Poderia dizer que não há mérito em não
fazer mal aos outros só para evitar ser colocado numa câmara de torturas, após
a morte, por uma entidade sádica que anda por aí catalogando nossos deslizes,
como também é extremamente hipócrita agir com correção apenas pela expectativa
de vir a ser recompensado com benesses eternas em algum lugar que pretensamente
possa existir após a morte. Não seja puxa-saco de entidades metafísicas. Fazer
o bem (agir de forma a não causar deliberadamente sofrimento a outro ser) é bom
porque é bom e fazer o mal (o oposto do bem) é mau porque é mau (constata-se na
prática cotidiana, no princípio da ação e reação), e isso deve nos bastar. Se
você quiser complicar essa simplificação buscando definir amplamente o que é
bem e bom e mal e mau, em termos filosóficos, bom para si, mau para o
outro, bem pessoal e mal coletivo, etc, boa sorte! Não cheguei a tanto.
Que tente não contribuir para piorar o
mundo que encontrou. Se conseguir torná-lo melhor, por ínfima que seja a sua
contribuição, uau! Também posso dizer que não tenho experiências que possam
estabelecer um modelo a ser reproduzido, pois a experiência pode ser apenas uma
lanterna iluminando retrogradamente um caminho já percorrido e que não mais
será trilhado.
Diria que a honra de uma pessoa é um
atributo pessoal. Honra não é reputação exterior, mas integridade moral
individual. Portanto a sua honra (ou desonra) não deve ser deslocada para
o comportamento de alguém ou grupo que lhe seja próximo. Sua honra ou desonra
nunca estará no comportamento de uma namorada, esposa, irmã, irmão, pai, mãe,
parente, amigo ou correligionário. Mas, sim, decorrerá unicamente do seu
comportamento, das suas palavras e ações.
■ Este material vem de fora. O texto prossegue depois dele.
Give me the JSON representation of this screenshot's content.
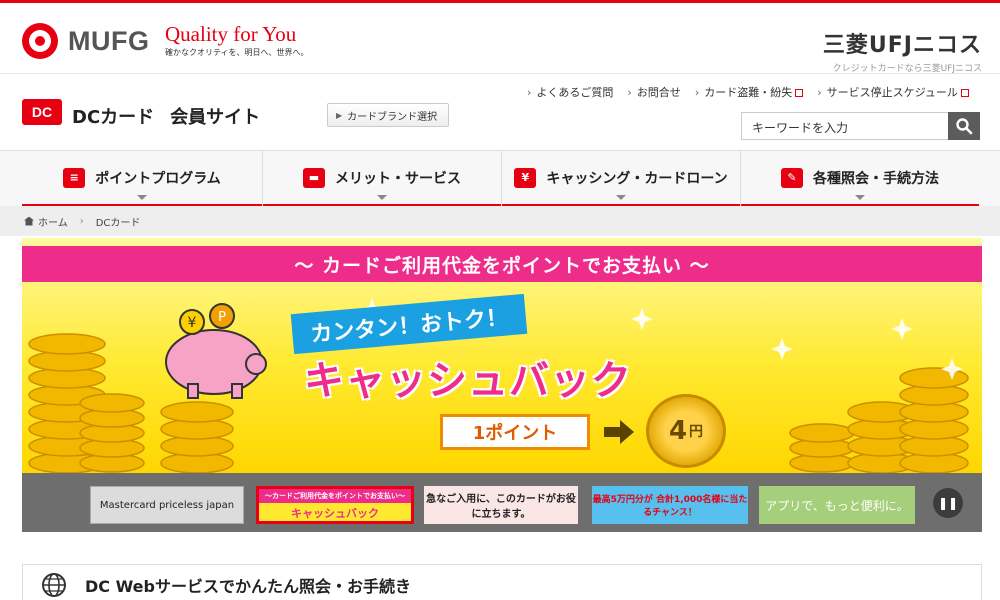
{
  "top": {
    "mufg": "MUFG",
    "quality_main": "Quality for You",
    "quality_sub": "確かなクオリティを、明日へ、世界へ。",
    "nicos_main": "三菱UFJニコス",
    "nicos_sub": "クレジットカードなら三菱UFJニコス"
  },
  "header": {
    "logo": "DC",
    "title_card": "DCカード",
    "title_site": "会員サイト",
    "brand_button": "カードブランド選択",
    "utility_links": [
      "よくあるご質問",
      "お問合せ",
      "カード盗難・紛失",
      "サービス停止スケジュール"
    ],
    "search_placeholder": "キーワードを入力"
  },
  "nav": {
    "items": [
      {
        "label": "ポイントプログラム",
        "icon": "coin-stack-icon"
      },
      {
        "label": "メリット・サービス",
        "icon": "card-icon"
      },
      {
        "label": "キャッシング・カードローン",
        "icon": "yen-card-icon"
      },
      {
        "label": "各種照会・手続方法",
        "icon": "edit-icon"
      }
    ]
  },
  "breadcrumb": {
    "home": "ホーム",
    "current": "DCカード"
  },
  "banner": {
    "band": "〜 カードご利用代金をポイントでお支払い 〜",
    "catch1": "カンタン！おトク！",
    "catch2": "キャッシュバック",
    "points": "1ポイント",
    "yen_value": "4",
    "yen_unit": "円"
  },
  "carousel": {
    "items": [
      "Mastercard priceless japan",
      "〜カードご利用代金をポイントでお支払い〜",
      "キャッシュバック",
      "急なご入用に、このカードがお役に立ちます。",
      "最高5万円分が 合計1,000名様に当たるチャンス！",
      "アプリで、もっと便利に。"
    ]
  },
  "section": {
    "title": "DC Webサービスでかんたん照会・お手続き"
  }
}
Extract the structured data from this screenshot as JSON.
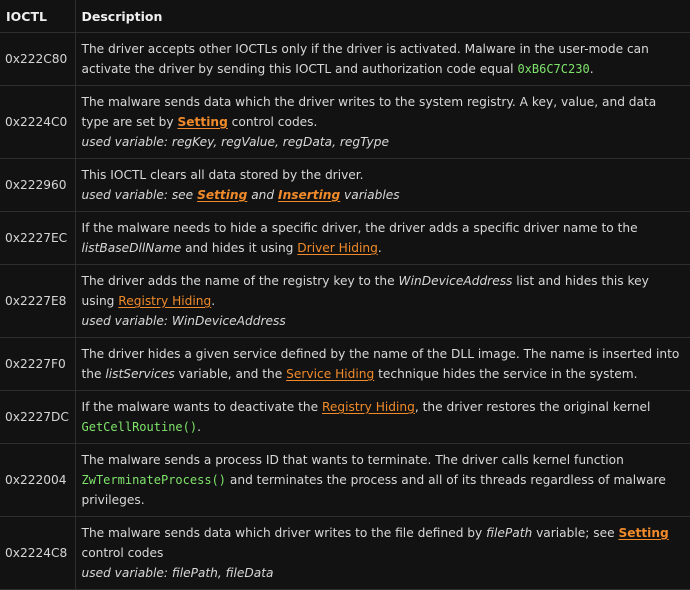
{
  "header": {
    "ioctl": "IOCTL",
    "description": "Description"
  },
  "rows": [
    {
      "ioctl": "0x222C80",
      "t1": "The driver accepts other IOCTLs only if the driver is activated. Malware in the user-mode can activate the driver by sending this IOCTL and authorization code equal ",
      "code": "0xB6C7C230",
      "t2": "."
    },
    {
      "ioctl": "0x2224C0",
      "t1": "The malware sends data which the driver writes to the system registry. A key, value, and data type are set by ",
      "link": "Setting",
      "t2": " control codes.",
      "note": "used variable: regKey, regValue, regData, regType"
    },
    {
      "ioctl": "0x222960",
      "t1": "This IOCTL clears all data stored by the driver.",
      "note_a": "used variable: see ",
      "link_a": "Setting",
      "note_b": " and ",
      "link_b": "Inserting",
      "note_c": " variables"
    },
    {
      "ioctl": "0x2227EC",
      "t1": "If the malware needs to hide a specific driver, the driver adds a specific driver name to the ",
      "var": "listBaseDllName",
      "t2": " and hides it using ",
      "link": "Driver Hiding",
      "t3": "."
    },
    {
      "ioctl": "0x2227E8",
      "t1": "The driver adds the name of the registry key to the ",
      "var": "WinDeviceAddress",
      "t2": " list and hides this key using ",
      "link": "Registry Hiding",
      "t3": ".",
      "note": "used variable: WinDeviceAddress"
    },
    {
      "ioctl": "0x2227F0",
      "t1": "The driver hides a given service defined by the name of the DLL image. The name is inserted into the ",
      "var": "listServices",
      "t2": " variable, and the ",
      "link": "Service Hiding",
      "t3": " technique hides the service in the system."
    },
    {
      "ioctl": "0x2227DC",
      "t1": "If the malware wants to deactivate the ",
      "link": "Registry Hiding",
      "t2": ", the driver restores the original kernel ",
      "code": "GetCellRoutine()",
      "t3": "."
    },
    {
      "ioctl": "0x222004",
      "t1": "The malware sends a process ID that wants to terminate. The driver calls kernel function ",
      "code": "ZwTerminateProcess()",
      "t2": " and terminates the process and all of its threads regardless of malware privileges."
    },
    {
      "ioctl": "0x2224C8",
      "t1": "The malware sends data which driver writes to the file defined by ",
      "var": "filePath",
      "t2": " variable; see ",
      "link": "Setting",
      "t3": " control codes",
      "note": "used variable: filePath, fileData"
    }
  ]
}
Alertaria que o respeito às tradições
não deve ser uma coisa absoluta. Aliás, que as transgressões podem ser muito
saudáveis e úteis, embora possam ser perigosas em certos contextos. Que
não se deve obedecer sempre, mas convém não desobedecer
sistematicamente. Um bom cálculo sobre as consequências dessas transgressões
e busca de salvaguardas é conveniente, embora às vezes o ímpeto da juventude e
a sensação de invulnerabilidade muitas vezes tendam a embotar um discernimento
prévio ou qualquer reflexão nesse sentido. Encontrar esse equilíbrio entre
a obediência ao adestramento e a rebeldia contra essa programação será uma
tarefa pessoal e intransferível. Sobre esse tema da tradição pela
tradição, quanto ao absurdo que isso pode representar, recomendo ler o conto
"A Loteria", de Shirley Jackson. Mas o essencial será ter a
consciência de que você não foi feito para se curvar ante qualquer comando como
um autômato ou adotar qualquer comportamento porque o rebanho faz isso desde
sempre ("com quantos quilos de medo se faz uma tradição?" - Tom Zé,
Senhor Cidadão, 1972).
Ressaltaria que meus erros vários e
meus escassos acertos só serviram para mim e não os recomendaria como exemplo -
isso representaria um engodo, uma fraude, no mundo do conselho sábio. Por isso
vou deixar apenas o meu aceno, originado na humildade esculpida pela já longa
vivência, no bom senso e na franqueza; vou oferecer o meu olhar maravilhado e
enternecido pelo meu neto; e manter a minha mão alcançável e o meu colo
disponível.
Eu não estou morrendo nesse exato
momento, mas temo morrer sem ter sido exato em algum momento. E, para ser
exato, eu não quero que me vejam morrer ainda mais, por fazer tão pouco e
deixar quase nada.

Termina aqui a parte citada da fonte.